Но вот еще на пути комната, в которую всегда невольно на минутку забегает одинокая Наташа. Стены комнаты увешены оружием, рогами туров и оленей, шкурами зверей, и вся тяжелая мебель ее в темной коже. Огромный стол из травленого букового дерева завален дорогими, в тисненых переплетах альбомами, монографиями, адресами в папках, статуэтками из бронзы и серебряными блюдами с художественно выгравированными надписями… Все это накапливалось более ста лет для того, чтобы владелец, еще недавно сидевший вот на этом кресле и державший на коленях тоненькую, разгоревшуюся от волнения девушку, никогда более не появился в этом охотничьем кабинете…

А это что?.. Наташа этой картины раньше не видела… Часть пруда с цветущим берегом. В воде отражена античной греческой архитектуры беседка… Да это же та самая беседка, в которой они вместе провели первую бессонную ночь!.. Только тогда там не было этих цветущих белых акаций. Они, видимо, цветут весной…

— Весна! – слабо простонала Наташа и повторила с трепетом тоски и нежности: — Весна!..

И вдруг то, что она несла в себе, наполнило ее сознанием незнакомой гордости:

— Ведь “он” придет весной!.. “Он” или “она”?.. Нет, пусть будет “он”… Сын мой! Геннадия сын…

Вдруг она особым, новым взглядом посмотрела на кресло, на котором так ярко – навсегда — запомнила Геннадия.

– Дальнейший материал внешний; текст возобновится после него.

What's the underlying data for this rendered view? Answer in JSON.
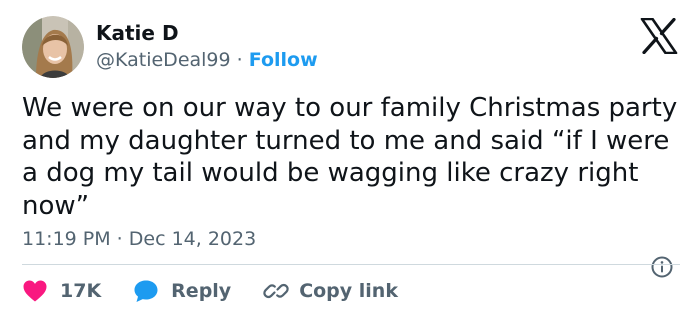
{
  "author": {
    "display_name": "Katie D",
    "handle": "@KatieDeal99",
    "separator": "·",
    "follow_label": "Follow",
    "avatar_icon": "user-avatar-photo"
  },
  "brand": {
    "logo_icon": "x-logo-icon"
  },
  "tweet": {
    "text": "We were on our way to our family Christmas party\nand my daughter turned to me and said “if I were\na dog my tail would be wagging like crazy right\nnow”",
    "timestamp": "11:19 PM · Dec 14, 2023"
  },
  "actions": {
    "like_count": "17K",
    "reply_label": "Reply",
    "copy_label": "Copy link"
  },
  "colors": {
    "accent": "#1d9bf0",
    "like": "#f91880",
    "text_primary": "#0f1419",
    "text_secondary": "#536471",
    "divider": "#cfd9de"
  }
}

— Он будет их потомком! — она смотрела на портреты предков. – Их наследником… Владельцем и самих портретов, и часов, и зал, и всей этой величественной тишины… Он явится весною, в мае…

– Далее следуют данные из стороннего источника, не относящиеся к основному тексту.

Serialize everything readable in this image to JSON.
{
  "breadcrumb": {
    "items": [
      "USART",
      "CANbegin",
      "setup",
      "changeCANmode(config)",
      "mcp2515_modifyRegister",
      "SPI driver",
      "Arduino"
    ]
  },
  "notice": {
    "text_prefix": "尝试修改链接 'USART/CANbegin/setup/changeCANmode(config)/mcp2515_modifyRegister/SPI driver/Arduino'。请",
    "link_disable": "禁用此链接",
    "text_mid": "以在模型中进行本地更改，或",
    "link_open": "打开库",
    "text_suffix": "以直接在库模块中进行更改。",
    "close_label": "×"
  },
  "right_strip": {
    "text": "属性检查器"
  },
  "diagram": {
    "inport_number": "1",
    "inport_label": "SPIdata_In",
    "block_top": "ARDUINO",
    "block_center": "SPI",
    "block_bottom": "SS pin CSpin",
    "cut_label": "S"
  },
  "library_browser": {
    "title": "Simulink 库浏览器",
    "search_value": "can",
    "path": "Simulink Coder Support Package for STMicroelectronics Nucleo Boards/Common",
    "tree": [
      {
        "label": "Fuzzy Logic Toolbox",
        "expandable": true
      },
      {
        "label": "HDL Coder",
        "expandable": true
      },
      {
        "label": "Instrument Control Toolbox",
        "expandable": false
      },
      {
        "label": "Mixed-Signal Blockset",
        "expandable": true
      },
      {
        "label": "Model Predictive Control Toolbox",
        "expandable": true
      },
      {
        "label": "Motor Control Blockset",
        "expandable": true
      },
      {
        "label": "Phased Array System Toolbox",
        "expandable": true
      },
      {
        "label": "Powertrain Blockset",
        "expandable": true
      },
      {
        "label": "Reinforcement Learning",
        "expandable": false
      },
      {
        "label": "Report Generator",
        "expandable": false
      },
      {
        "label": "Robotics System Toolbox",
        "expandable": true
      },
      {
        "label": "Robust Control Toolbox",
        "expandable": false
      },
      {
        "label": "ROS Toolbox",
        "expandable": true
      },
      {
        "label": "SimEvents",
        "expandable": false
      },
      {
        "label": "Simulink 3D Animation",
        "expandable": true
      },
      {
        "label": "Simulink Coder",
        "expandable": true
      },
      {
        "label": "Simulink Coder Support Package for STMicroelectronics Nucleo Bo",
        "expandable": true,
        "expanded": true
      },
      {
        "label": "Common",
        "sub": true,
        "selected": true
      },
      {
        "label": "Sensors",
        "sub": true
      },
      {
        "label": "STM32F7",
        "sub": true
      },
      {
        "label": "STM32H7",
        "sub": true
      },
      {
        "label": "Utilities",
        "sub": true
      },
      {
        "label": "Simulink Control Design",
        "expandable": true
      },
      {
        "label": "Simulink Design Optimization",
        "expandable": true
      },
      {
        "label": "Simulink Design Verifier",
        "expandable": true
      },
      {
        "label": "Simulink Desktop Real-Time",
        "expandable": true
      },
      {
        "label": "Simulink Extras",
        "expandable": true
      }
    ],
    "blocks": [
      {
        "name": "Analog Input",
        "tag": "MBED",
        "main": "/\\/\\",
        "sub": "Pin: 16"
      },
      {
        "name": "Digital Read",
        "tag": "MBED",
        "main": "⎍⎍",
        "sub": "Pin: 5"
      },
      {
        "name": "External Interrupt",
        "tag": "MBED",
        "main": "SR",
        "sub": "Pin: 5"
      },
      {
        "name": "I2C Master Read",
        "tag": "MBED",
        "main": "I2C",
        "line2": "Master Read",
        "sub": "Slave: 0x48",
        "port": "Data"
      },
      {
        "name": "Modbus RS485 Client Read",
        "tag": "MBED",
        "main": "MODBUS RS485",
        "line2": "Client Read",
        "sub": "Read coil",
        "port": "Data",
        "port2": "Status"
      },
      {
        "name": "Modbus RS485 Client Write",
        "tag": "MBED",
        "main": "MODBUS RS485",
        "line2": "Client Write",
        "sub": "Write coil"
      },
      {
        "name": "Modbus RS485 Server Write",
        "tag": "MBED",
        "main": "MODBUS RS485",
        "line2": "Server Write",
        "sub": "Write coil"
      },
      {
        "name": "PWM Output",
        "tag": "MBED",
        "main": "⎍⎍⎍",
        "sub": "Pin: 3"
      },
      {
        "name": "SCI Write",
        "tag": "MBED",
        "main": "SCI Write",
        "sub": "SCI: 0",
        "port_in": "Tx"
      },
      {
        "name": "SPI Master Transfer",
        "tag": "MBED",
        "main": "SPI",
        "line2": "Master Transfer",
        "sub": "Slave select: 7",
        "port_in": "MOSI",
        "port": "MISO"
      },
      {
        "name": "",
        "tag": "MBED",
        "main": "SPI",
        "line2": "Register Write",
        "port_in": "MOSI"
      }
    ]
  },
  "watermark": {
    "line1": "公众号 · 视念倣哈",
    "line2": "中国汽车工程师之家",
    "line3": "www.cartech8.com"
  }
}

Наташа даже придержала сердце, вдруг занывшее и трепетно, по-новому, забившееся.

И необычно твердою стопой пошла к высоким закрытым дверям в конце анфилады комнат. Беззвучно и сама собою открылась перед ней тяжелая дверь. К ее шагам заранее прислушивался вышколенный камердинер.

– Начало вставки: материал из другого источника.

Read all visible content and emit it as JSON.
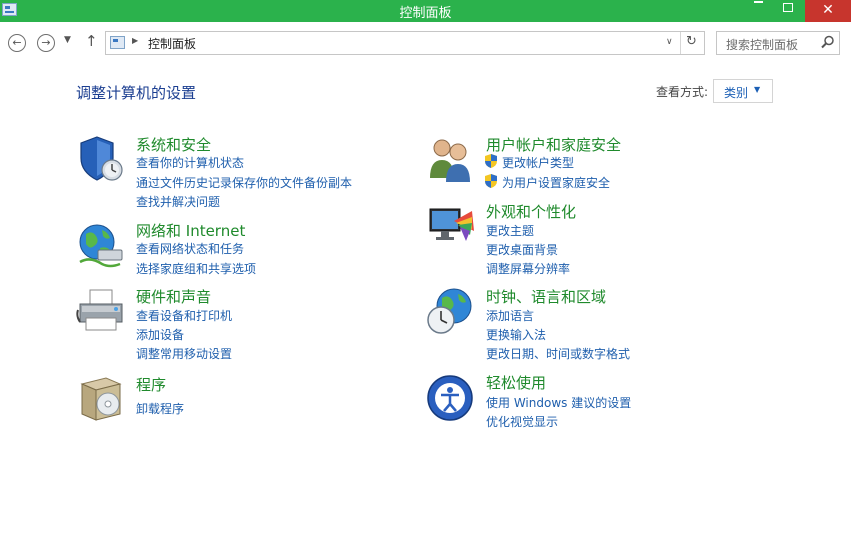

В середине комнаты ее ждал накрытый для завтрака стол, и высокая, седая статс-дама ее величества с придворной выправкой встала ей навстречу, обняла, поцеловала в лоб, и по взгляду ее старый камердинер почтительно придвинул высокое кресло Наташе.

* * *

За окнами играло солнце, и ветер внезапно утих, точно сделал свое дело и унесся в новые края. У ветра много дел на свете…

На всех беспредельных просторах Империи: в чистом поле и возле казарм, на площадях и на улицах — надо раздувать полы тысяч шинелей, румянить молодые лица рекрутов и юнкеров, лохматить бороды суровых ополченцев… Надо заглушить шумом снежных метелей музыку военных оркестров и заметать следы размеренных маршей все новых и новых взводов, рот, батальонов и полков, текущих, как широкие реки из свежей, еще молодой, еще не пролитой, еще кипящей в жилах крови, — все туда же, к Западу, в выходящий из берегов океан багряный.

А там, на Западе, ветер должен спешно заметать снегами, пылью или песками бесчисленные кресты на братских и одиноких могилах. А оттуда надо мчаться на Восток, чтобы разнести печальные напевы об ушедших без возврата и о возвращающихся по домам бесчисленных калеках…

Метался по просторам ветер, укутывал снегами всю Россию. Хоронил в сугробах города и деревни, обращал в ледяной хрусталь слезы на иззябших лицах миллионов женщин, бившихся с мужицкою работой в поле и в засыпанных сугробами путях-дорогах. И чем глубже в зиму, тем свирепее бушевал ветер, тем обильней сыпал снегом, тем многоструннее и многотрубнее играли его оркестры над великой Империей еще небывалый походный и похоронный марш.